Separately, AI systems that qualify as medical devices under Regulation (EU) 2017/745 (MDR) are classified as high-risk under Annex I, Section A. This includes AI-based diagnostic tools, clinical decision support systems with a medical purpose, and AI systems that process medical data for clinical conclusions. The intersection of the AI Act and MDR creates a comprehensive regulatory framework for healthcare AI.

Conformity Assessment for Healthcare AI

High-risk healthcare AI systems must undergo conformity assessment (Article 43) before being placed on the EU market. For AI systems covered under Annex I (medical devices), the conformity assessment follows the procedure established by the relevant medical device regulation, which typically involves a notified body. For Annex III systems, providers may conduct internal conformity assessments with quality management systems per Article 17.

Areebi supports conformity assessment by providing the technical documentation, risk management records, testing evidence, and ongoing monitoring data that assessments require. The platform's comprehensive logging generates the continuous compliance evidence needed to maintain conformity throughout the AI system's lifecycle.

How Areebi Supports EU AI Act Compliance for Healthcare AI

Areebi addresses the EU AI Act's healthcare requirements through controls mapped to each high-risk obligation. Risk management (Article 9) is supported through continuous monitoring of AI interactions, anomaly detection, and risk assessment documentation that demonstrates ongoing compliance. Data governance (Article 10) is enforced through the DLP engine and workspace data controls that ensure training and operational data meets the Act's quality requirements.

Technical documentation (Article 11) is generated from platform metadata including system configurations, processing logic documentation, data flow maps, and performance monitoring records. Record-keeping (Article 12) is satisfied through immutable audit logs that capture every AI interaction with full provenance. Transparency (Article 13) is addressed through user-facing documentation of AI capabilities and limitations.

Human oversight (Article 14) is built into Areebi's architecture. Healthcare AI outputs are logged and can be configured to require human review before clinical action. Override mechanisms allow clinicians to intervene in AI-assisted processes, and all interventions are documented in the audit trail.

EU AI Act Compliance Checklist

Classify healthcare AI systems under EU AI Act risk categories (Annex I medical devices, Annex III Area 5 health services)

Implement a risk management system per Article 9 with continuous monitoring and periodic review throughout the AI lifecycle

Establish data governance controls per Article 10, including data quality, bias detection, and special category data protections

Generate and maintain technical documentation per Article 11 covering system design, capabilities, limitations, and performance metrics

Activate immutable record-keeping per Article 12 logging all AI interactions, decisions, and system events

Provide transparency documentation per Article 13 informing users of AI capabilities, intended purpose, and known limitations

Implement human oversight mechanisms per Article 14 including review requirements and clinician override controls

Prepare for conformity assessment per Article 43 with evidence documentation and quality management system alignment

Frequently Asked Questions

Is healthcare AI classified as high-risk under the EU AI Act?

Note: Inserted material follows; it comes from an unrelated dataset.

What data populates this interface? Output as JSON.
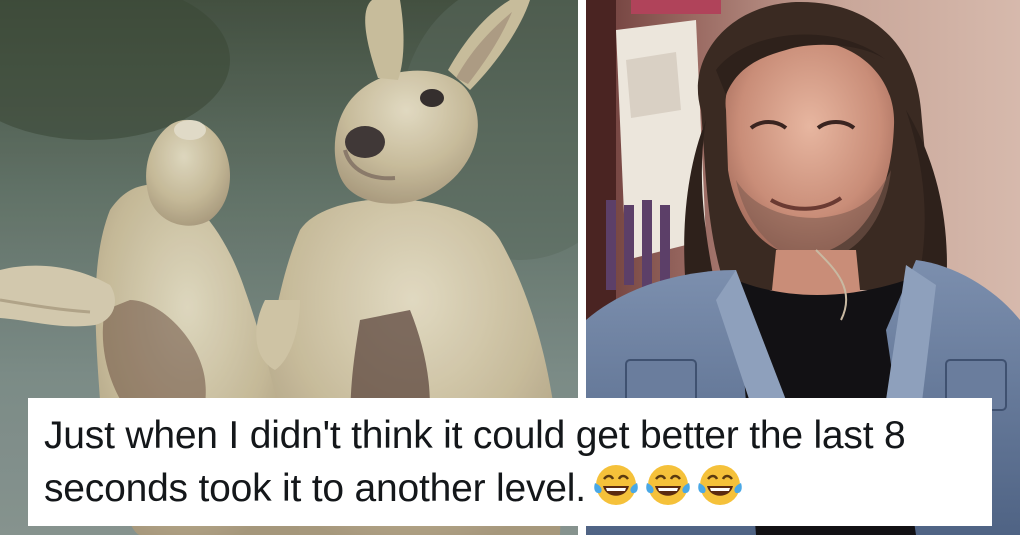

Yes. Healthcare AI falls under high-risk classification through two pathways. AI systems that are medical devices or safety components of medical devices are classified under Annex I, Section A. AI systems used for access to healthcare services are classified under Annex III, Area 5. Both classifications trigger the full set of high-risk obligations including risk management, data governance, documentation, logging, transparency, and human oversight.

What does the EU AI Act require for human oversight of clinical AI?

Article 14 requires that high-risk AI systems are designed to allow effective human oversight during use. For clinical AI, this means clinicians must be able to understand AI outputs, monitor system performance, intervene when necessary, and override AI recommendations. The system must not induce over-reliance and must clearly communicate when AI confidence is low. Areebi supports these requirements through configurable review workflows and intervention logging.

How does the EU AI Act interact with the Medical Device Regulation for AI?

AI systems that qualify as medical devices under MDR (Regulation 2017/745) must comply with both the MDR and the EU AI Act. The conformity assessment follows the MDR procedure, typically involving a notified body. The EU AI Act adds requirements for risk management, data governance, transparency, and human oversight that supplement existing MDR obligations. Areebi helps providers satisfy the AI Act layer through built-in controls.

When do EU AI Act healthcare requirements take effect?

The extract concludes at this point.